I drank more. We went through the motions, mostly because I felt like I’d be a failure if I lost this one guy who had shown me interest. We talked majors, where we were both from, our out-of-school activities. It grossed me out, how interested he was that I was a gymnast, but I think that I had smoked some pot, which I had never done before. It made me quiet and spacey, and I think I smiled, maybe coyly, on accident.

Rule #55: Always use your voice.

I’m not sure how we ended up in his room. All of a sudden, we were there, and he was touching me and I thought, this is just fine. This is normal and maybe you, Gina, are normal, and won’t grow old, alone, with dolls. But his mouth was too big for me. It was like he was eating me whole, his jaw retracted, threatening to swallow me.

Oh, Annika. The rest is foggy.

The next morning, I could taste the weed in my teeth and the booze on my tongue, and I felt awful at Open Gym, holding the hands of little girls while they walked across the beam, watching kids slide down the yellow slide. The whole room spun like after you do an entire pass of cartwheels without focusing on one spot. I couldn’t stop crying. My voice broke every time I had to say, Please, slow down.

And then you were there. Looking so cute and smiling so big.

“Back handsprings?” You made a little jump when you asked.

No, no. I didn’t feel like I should spot you, no. I knew I shouldn’t.

You were waiting. Every time that I started to do something else, you would hound me.

“Now?” You asked. “Now? Now?”

No. No, no.

I just couldn’t refuse you all day, telling you “no” over and over. I should have, but after a battle that lasted 20 minutes, I agreed. Like an idiot, I just agreed. I thought I might be ok. I used to think, back then, that I could.

I don’t know if you were tired that morning, too, or if you were just so excited to try and succeed again, so excited about team. I have no idea. But we weren’t in our usual synch. You were off and I was off, but really, I was off. I saw flashes of Jason, of me trying to push him off, away. I felt the hollow drum of my stomach churning with hunger and sickness.
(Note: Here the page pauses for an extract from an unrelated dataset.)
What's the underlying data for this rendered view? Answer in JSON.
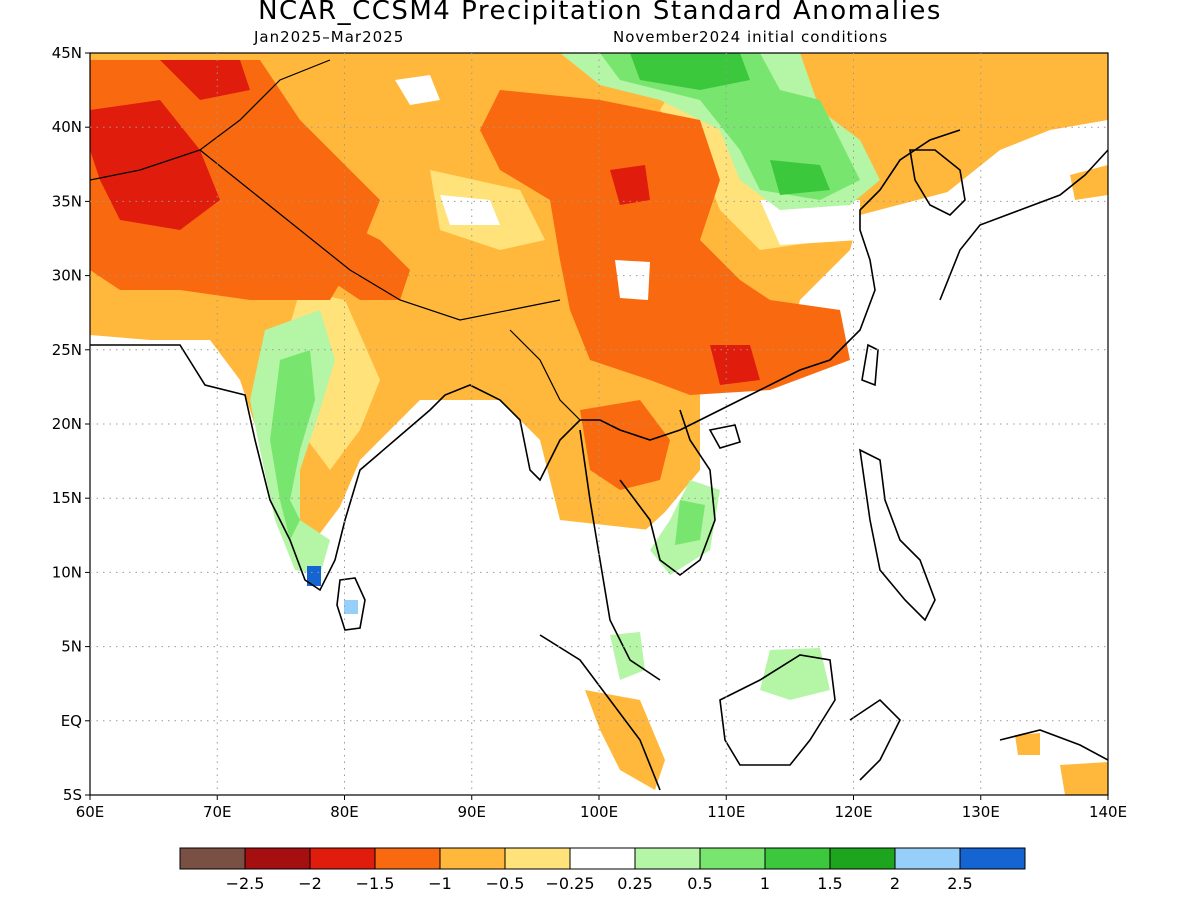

There was no setup. You threw yourself and your arms back, hard. I tried to grab you, but I was too late. The drinks and the pot and the jerks made me too late. I panicked when I saw the slow motion video of you, going back. I saw your arms bending, watched as your shoulders betrayed their strength and allowed your whole weight to sink fast, limply, to the floor. I saw your head whipping, your face making deep contact with the ground. The crumpling of your body as it fell through the air, the moment your head snapped back. I knew that you’d at least break your nose, but I told myself no, no, it will be alright. My heart thumped, hard, as if that would save your neck.

You over-rotated bad, Annika, and it was my fault, because you were 7 and we usually do a little checklist of things for you to think about before you go for a big, new move, but I was so, so tired and so, so sick and I wasn’t inhabiting my head. You lay there, still for a second, like you were dead.

And then, I heard you. You cried out loud and from so far down. I knew we were supposed to let broken children lie there on the ground until a paramedic came, or until they moved on their own. That really is Sam’s Rule #3. But I couldn’t. I gathered you up in my arms. I think they all thought I was crazy; I didn’t care. I kissed you on your long dark hair. I told you I was sorry. I cried like I was the one all mixed up and wounded. I hated myself, and I still hate myself, because you were blameless and hurt, your neck all jammed up and your nose bleeding and broken and your wrists sprained. I did it.

And I knew that you would never trust me again, which I had worked so hard for. And that I would lose you as soon as I let go of your little body that morning. So for just seven more minutes, until they came to check you out, I wasn’t letting go.